Un paysage de champs dans la nuit – autant dire des carrés noirs à perte de vue. Il a demandé à Rémi de se ranger ici, à ce carrefour sur la départementale – sur les panneaux : Beaumont, Sécheprey et Flirey, une route en terre pour dernière direction. Le chauffeur s’est rangé sans poser de questions – d’une part il en serait bien incapable, et puis ce n’est pas la première fois qu’il emmène Schieller jusqu’ici – ça n’arrive pas plus de trois ou quatre fois par an (Rémi est à son service depuis 2010) mais il semble que ça se soit intensifié ces temps-ci – deux trajets en deux semaines – de toute façon il ne vous en parlerait pas, puisqu’en somme il ne s’en souvient plus.
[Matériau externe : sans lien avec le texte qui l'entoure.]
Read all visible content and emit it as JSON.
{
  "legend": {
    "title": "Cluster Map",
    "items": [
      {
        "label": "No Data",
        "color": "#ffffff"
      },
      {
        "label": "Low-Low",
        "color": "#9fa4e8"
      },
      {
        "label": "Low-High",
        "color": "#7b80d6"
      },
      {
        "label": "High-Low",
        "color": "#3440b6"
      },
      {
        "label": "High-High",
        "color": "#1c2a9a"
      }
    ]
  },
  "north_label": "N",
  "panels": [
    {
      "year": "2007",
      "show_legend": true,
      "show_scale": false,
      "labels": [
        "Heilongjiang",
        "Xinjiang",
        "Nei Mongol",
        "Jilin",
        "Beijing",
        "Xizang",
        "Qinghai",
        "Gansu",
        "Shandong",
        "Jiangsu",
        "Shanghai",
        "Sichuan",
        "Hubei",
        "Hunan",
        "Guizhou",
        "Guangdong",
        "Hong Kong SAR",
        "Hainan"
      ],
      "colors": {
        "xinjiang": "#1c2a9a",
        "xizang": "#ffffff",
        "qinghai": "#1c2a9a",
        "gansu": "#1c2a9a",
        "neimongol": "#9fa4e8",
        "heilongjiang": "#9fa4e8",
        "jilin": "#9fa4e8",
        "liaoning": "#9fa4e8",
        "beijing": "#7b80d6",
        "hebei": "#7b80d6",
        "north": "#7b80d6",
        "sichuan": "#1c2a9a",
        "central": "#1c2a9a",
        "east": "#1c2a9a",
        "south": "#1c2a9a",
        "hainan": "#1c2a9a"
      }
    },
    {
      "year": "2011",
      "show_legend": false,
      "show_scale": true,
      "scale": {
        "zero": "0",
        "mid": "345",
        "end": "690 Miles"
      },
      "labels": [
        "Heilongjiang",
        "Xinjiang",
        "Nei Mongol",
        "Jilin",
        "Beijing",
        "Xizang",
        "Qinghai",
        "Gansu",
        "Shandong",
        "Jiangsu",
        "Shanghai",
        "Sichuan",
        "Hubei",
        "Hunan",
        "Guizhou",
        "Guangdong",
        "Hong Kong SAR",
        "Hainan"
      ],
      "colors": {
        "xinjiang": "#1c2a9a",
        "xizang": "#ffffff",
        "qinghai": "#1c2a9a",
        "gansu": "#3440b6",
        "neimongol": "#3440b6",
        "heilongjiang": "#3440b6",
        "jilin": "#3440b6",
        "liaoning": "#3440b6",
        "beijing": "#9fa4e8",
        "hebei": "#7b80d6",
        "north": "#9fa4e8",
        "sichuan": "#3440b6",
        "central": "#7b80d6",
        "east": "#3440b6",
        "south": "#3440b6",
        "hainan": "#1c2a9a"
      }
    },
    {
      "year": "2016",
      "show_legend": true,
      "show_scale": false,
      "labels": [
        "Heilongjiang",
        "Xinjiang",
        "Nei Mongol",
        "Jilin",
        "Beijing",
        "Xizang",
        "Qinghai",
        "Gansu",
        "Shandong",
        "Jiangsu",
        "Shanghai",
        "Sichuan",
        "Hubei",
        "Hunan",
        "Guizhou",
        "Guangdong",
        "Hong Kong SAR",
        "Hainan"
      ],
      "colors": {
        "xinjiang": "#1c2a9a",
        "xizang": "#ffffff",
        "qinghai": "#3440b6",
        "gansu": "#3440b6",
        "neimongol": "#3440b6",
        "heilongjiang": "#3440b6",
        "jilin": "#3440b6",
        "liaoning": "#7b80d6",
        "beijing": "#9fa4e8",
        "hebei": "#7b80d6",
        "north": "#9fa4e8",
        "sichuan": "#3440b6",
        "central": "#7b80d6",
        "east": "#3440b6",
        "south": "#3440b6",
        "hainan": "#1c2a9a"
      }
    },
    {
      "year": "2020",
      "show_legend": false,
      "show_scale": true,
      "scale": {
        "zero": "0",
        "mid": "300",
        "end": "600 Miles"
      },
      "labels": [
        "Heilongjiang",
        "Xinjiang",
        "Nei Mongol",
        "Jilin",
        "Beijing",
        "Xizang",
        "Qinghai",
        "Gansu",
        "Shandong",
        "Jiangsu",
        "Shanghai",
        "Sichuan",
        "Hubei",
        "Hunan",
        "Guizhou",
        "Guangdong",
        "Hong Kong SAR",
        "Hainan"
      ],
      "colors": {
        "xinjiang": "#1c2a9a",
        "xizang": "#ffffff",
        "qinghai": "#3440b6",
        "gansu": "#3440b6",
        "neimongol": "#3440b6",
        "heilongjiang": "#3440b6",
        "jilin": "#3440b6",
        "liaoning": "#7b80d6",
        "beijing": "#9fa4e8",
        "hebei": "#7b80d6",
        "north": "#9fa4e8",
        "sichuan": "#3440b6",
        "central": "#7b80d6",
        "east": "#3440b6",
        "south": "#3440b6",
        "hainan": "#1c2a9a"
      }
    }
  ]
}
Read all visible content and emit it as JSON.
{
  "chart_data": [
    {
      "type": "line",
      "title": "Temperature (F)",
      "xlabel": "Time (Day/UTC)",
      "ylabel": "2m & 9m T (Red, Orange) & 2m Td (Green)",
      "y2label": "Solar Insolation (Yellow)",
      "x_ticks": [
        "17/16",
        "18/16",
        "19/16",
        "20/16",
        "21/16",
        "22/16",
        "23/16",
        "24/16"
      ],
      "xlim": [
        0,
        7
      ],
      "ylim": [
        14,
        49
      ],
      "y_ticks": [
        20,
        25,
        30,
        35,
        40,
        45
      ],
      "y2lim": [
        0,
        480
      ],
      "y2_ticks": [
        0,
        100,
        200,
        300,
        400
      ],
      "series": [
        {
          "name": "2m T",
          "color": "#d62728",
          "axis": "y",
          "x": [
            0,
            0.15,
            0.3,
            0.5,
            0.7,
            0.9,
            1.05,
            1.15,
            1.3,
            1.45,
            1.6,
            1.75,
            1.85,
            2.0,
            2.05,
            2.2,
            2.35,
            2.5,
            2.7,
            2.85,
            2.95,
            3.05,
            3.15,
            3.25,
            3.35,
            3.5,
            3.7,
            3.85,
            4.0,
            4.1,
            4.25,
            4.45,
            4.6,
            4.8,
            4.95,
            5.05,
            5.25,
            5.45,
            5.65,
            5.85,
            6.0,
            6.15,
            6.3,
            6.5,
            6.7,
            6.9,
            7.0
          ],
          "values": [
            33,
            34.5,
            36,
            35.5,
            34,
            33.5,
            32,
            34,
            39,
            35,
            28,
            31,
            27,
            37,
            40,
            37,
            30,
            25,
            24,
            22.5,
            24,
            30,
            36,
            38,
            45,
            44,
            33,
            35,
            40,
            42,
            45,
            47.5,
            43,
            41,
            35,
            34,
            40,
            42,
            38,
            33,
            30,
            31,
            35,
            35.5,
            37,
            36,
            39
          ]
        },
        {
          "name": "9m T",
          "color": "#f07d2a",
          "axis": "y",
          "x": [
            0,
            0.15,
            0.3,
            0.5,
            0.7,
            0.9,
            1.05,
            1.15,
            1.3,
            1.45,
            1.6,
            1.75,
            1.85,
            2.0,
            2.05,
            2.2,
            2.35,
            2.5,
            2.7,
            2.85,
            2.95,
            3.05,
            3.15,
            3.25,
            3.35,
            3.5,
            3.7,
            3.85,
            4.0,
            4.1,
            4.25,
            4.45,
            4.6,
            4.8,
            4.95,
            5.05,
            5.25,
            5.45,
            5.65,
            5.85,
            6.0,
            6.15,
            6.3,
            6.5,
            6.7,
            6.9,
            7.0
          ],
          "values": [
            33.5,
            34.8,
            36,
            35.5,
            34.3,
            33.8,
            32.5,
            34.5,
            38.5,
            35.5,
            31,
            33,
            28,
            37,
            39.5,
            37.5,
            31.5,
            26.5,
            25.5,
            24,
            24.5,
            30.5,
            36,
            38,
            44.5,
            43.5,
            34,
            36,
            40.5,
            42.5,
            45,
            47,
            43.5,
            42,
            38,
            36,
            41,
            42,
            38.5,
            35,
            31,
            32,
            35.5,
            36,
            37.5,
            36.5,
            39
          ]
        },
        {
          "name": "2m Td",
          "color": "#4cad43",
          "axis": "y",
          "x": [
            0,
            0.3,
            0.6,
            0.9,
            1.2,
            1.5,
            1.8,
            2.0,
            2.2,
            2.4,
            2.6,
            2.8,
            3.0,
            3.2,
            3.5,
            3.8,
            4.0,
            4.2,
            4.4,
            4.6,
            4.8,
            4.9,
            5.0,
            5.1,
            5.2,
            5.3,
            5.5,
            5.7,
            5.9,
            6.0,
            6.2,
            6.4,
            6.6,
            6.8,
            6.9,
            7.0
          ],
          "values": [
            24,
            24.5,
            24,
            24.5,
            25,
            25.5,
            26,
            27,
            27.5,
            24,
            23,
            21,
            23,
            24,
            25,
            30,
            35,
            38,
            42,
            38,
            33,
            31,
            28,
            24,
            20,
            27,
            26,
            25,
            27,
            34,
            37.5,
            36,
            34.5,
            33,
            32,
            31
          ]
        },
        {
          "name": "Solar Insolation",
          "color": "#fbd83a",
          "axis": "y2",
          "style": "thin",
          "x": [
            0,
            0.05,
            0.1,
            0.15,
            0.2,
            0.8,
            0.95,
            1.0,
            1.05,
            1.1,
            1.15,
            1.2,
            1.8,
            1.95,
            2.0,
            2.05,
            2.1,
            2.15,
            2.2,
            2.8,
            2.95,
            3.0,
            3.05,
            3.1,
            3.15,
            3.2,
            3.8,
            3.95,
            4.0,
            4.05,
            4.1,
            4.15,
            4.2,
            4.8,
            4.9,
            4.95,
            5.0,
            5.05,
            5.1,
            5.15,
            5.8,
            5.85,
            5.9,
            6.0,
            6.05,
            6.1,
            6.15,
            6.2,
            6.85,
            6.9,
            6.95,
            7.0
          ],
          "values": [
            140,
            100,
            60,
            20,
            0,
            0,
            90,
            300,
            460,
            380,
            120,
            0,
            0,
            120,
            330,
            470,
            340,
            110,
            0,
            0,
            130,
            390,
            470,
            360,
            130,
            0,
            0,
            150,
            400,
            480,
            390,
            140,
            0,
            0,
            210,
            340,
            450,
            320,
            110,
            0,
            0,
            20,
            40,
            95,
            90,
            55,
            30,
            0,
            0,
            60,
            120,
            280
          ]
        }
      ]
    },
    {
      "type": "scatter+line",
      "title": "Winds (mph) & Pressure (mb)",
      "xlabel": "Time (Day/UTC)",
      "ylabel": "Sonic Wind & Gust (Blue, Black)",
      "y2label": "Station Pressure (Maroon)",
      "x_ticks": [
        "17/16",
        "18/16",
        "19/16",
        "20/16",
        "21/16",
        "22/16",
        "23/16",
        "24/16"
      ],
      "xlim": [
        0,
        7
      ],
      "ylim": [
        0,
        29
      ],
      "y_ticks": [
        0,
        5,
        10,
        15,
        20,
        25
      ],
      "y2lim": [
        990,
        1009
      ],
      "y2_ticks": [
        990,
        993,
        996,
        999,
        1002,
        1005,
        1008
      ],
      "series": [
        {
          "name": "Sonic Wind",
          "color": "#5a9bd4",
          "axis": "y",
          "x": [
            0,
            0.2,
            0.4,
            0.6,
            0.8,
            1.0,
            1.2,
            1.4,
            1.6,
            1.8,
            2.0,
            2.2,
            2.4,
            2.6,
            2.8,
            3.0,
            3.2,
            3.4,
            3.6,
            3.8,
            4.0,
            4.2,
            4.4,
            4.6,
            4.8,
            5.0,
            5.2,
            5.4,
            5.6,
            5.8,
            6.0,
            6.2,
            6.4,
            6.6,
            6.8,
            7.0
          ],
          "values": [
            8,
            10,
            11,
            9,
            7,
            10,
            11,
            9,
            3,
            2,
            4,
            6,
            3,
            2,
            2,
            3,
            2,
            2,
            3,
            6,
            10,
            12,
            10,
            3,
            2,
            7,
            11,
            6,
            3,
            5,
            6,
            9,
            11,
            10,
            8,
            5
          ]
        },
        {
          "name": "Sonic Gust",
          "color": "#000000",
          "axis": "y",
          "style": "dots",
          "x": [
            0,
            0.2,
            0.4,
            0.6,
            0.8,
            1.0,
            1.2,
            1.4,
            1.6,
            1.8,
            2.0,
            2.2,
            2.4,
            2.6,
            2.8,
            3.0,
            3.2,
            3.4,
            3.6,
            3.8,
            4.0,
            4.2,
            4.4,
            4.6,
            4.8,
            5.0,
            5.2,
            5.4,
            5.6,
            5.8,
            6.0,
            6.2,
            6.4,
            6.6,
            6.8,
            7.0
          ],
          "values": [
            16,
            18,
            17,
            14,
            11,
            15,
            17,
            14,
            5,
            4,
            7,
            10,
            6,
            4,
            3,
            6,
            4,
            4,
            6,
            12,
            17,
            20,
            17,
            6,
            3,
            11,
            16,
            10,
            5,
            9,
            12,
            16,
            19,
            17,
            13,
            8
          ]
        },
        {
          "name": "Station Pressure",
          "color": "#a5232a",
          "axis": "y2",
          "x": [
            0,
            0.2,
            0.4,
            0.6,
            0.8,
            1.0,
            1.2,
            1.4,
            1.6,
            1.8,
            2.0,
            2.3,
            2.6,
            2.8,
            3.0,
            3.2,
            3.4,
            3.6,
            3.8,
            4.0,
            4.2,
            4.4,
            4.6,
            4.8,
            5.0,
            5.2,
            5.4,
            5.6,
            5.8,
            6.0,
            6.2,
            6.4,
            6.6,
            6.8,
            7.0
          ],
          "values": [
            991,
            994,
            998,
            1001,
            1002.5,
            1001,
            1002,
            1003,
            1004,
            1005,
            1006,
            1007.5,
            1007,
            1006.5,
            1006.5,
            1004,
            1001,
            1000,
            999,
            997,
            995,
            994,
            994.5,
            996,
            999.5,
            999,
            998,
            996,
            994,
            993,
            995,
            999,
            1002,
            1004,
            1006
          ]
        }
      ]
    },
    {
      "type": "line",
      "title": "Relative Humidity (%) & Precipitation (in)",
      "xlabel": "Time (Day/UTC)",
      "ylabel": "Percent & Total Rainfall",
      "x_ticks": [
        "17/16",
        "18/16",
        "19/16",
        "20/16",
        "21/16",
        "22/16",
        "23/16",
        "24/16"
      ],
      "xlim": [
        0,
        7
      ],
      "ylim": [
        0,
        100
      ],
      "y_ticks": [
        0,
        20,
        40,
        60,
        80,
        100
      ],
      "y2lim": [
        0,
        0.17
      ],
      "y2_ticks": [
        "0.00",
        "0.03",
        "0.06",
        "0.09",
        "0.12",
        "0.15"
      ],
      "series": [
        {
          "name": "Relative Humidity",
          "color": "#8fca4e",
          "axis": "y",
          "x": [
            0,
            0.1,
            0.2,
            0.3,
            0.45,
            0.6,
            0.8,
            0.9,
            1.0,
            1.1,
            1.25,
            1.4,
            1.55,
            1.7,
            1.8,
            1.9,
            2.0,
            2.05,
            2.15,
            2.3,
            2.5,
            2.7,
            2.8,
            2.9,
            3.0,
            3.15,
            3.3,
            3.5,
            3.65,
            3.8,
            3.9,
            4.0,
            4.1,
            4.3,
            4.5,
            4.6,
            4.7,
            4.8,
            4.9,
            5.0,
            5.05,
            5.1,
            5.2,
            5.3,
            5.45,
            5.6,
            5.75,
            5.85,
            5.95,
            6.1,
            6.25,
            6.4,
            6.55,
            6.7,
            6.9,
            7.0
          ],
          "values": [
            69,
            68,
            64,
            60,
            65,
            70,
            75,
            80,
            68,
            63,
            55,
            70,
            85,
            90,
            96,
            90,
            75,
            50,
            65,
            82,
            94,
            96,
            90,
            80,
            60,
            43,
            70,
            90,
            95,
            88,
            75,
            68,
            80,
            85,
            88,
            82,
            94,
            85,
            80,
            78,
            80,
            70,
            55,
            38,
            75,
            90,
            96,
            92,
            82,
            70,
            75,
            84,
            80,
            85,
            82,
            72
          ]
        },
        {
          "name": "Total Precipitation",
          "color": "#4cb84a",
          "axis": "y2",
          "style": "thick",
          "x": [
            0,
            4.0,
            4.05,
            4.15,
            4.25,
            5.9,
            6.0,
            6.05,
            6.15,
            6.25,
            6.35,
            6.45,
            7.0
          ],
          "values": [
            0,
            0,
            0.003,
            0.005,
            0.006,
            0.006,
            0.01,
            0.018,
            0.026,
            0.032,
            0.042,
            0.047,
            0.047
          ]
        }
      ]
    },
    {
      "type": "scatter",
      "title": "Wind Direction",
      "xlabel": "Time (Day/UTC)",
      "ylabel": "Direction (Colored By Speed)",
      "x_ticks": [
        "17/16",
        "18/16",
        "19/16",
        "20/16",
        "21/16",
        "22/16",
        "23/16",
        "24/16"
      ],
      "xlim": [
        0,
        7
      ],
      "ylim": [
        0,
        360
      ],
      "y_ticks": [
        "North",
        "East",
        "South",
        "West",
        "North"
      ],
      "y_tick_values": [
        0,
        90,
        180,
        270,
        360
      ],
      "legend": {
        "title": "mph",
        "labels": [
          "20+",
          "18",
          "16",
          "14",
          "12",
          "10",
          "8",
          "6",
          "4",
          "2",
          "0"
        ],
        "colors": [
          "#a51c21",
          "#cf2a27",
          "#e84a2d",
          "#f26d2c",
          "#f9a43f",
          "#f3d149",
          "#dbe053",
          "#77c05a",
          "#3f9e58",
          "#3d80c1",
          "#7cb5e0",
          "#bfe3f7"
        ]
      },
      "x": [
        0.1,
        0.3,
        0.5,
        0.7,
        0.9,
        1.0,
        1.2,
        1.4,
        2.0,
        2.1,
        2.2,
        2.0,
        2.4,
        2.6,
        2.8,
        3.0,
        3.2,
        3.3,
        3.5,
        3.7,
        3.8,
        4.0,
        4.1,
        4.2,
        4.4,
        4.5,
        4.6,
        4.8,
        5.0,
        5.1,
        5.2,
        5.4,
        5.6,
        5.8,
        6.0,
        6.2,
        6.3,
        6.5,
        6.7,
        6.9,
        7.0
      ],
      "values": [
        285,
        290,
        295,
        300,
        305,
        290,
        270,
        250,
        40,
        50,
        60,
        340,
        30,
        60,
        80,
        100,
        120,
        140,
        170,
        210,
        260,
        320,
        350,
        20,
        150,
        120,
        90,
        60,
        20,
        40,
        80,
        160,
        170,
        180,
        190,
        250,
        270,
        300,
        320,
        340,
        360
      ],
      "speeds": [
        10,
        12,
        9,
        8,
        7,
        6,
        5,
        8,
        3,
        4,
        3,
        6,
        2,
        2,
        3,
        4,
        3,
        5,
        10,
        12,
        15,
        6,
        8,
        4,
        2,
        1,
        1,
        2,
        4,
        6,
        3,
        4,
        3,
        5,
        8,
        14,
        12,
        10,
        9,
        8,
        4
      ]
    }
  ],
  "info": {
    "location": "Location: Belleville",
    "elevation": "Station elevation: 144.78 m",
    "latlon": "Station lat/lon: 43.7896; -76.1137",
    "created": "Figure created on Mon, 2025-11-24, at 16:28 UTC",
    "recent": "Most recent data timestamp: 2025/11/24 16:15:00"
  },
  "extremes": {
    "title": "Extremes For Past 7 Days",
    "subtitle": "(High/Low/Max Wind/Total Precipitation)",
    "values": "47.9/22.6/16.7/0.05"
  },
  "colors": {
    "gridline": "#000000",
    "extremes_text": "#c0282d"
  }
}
Alors bon, j’ai cru ouïr que ce petit coquin de Grey et ses « cinquante nuances » vous avaient quelque peu excité l’imaginaire ces derniers temps – cent millions d’exemplaires vendus dans le monde il me semble – la jolie mode du mommy porn, sado-maso sympa à la portée de toutes, avec éclairages léchés. Et bien moi ce soir je vous propose autre chose, je vous propose une tranche de papi porn – un truc davantage à la française, hexagonal plutôt que Seattle, sans toutefois négliger d’être glamour, vu le profil de nos deux protagonistes – la jolie poule et le beau ténébreux. La première, vous l’avez presque paerçue tout à l’heure, dans la séquence au Mali – le flou autour est à imputer à Spéculos, le gars qui nous déroule les scripts, avec son sens très perso du suspense – en somme nous avions très peu de choses à partir desquelles reconstituer l’événement (les dossiers de l’armée sont des plaies à craquer).
Jusqu’à ce matin il n’avait encore jamais tué quelqu’un. Comment ça s’est passé – il n’en a pas une idée claire. Les autres doivent être en train d’en discuter en ce moment, du côté de la maison – à se demander s’il s’agissait d’une mule d’AQMI ou d’Al-Mourabitoune. Lui est assis là, sur un rocher face au désert à perte de vue, jusqu’aux montagnes noires sur l’horizon, arbres secs, Tigharghar, millions d’étoiles. Un vent d’harmattan léger soulève la poussière en surface – enfin, surtout il rafraîchit et soulage des quelques cinquante degrés à l’ombre qu’il faut supporter le jour – c’est très dur en ce moment. Il regarde l’immense ciel nocturne et pense aux esprits, avec crainte – sa pensée est vive, nerveuse – pas plus qu’il n’avait tué avant, il n’avait encore jamais goûté à la cocaïne. Son fusil FMPK fermement rivé aux mains, il ne sait plus trop s’il guette ou s’il imagine des choses, des démons, des djinns, en train de danser dans la poussière.